За столом, протянувшимся вдоль барака, расположилась компания картежников. На кону лежала груда измятых рублевок. Засаленные карты сочно шлепали по столешнице. Лысоголовый толстяк с розовыми ушами, сладостно зажмурясь, медленно-медленно тянул одну карту из-за другой, а сзади наблюдали болельщики, затаив дыхание, впиваясь глазами в кромку карты.
— Четыре сбоку. Ваших нет!
Лысый толстяк небрежным жестом откинул карты и загреб деньги.
— Садись, сдадим, — подмигнул он Юре.
— Не заработал еще, ставить нечего…
— Подождем, когда заработаешь, нам не к спеху.
Юра лег на нары, закрыл лицо полой пальто. В голове трещало, наверно, от дыму и от непривычной жары.
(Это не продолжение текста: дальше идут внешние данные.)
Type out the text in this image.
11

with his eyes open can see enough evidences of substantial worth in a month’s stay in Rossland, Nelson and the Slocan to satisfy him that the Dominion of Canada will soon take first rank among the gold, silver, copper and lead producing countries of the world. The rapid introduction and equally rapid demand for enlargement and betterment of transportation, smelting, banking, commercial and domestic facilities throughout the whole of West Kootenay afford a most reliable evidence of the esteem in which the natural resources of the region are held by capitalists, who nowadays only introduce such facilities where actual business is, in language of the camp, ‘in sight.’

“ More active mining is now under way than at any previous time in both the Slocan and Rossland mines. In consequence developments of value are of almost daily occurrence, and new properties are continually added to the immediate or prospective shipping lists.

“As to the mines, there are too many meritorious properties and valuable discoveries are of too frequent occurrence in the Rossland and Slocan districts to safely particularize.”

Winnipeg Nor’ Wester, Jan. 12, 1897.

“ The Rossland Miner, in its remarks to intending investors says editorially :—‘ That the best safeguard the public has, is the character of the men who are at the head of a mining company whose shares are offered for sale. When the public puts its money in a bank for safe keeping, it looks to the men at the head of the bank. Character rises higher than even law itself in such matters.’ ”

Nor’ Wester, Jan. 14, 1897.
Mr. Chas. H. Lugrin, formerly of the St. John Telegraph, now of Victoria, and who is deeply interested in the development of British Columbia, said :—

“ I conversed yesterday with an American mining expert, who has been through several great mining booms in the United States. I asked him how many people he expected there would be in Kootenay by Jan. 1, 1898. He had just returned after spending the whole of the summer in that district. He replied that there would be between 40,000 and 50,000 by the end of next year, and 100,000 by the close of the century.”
Юра поймал себя на мысли, что все это, может быть, сон. Еще вчера он и представить не мог, что в такой обстановке живут люди. Ни в городе, ни в деревнях ему не приходилось встречать ничего похожего. Но это, увы, не было сном. Даже сквозь полу пальто слышалось шлепанье карт о столешницу, взрывы хохота, возгласы восторга, обильно сдабриваемые матерщиной. А все это старался перекрыть густой храп соседа по нарам. Юра почувствовал себя страшно одиноким.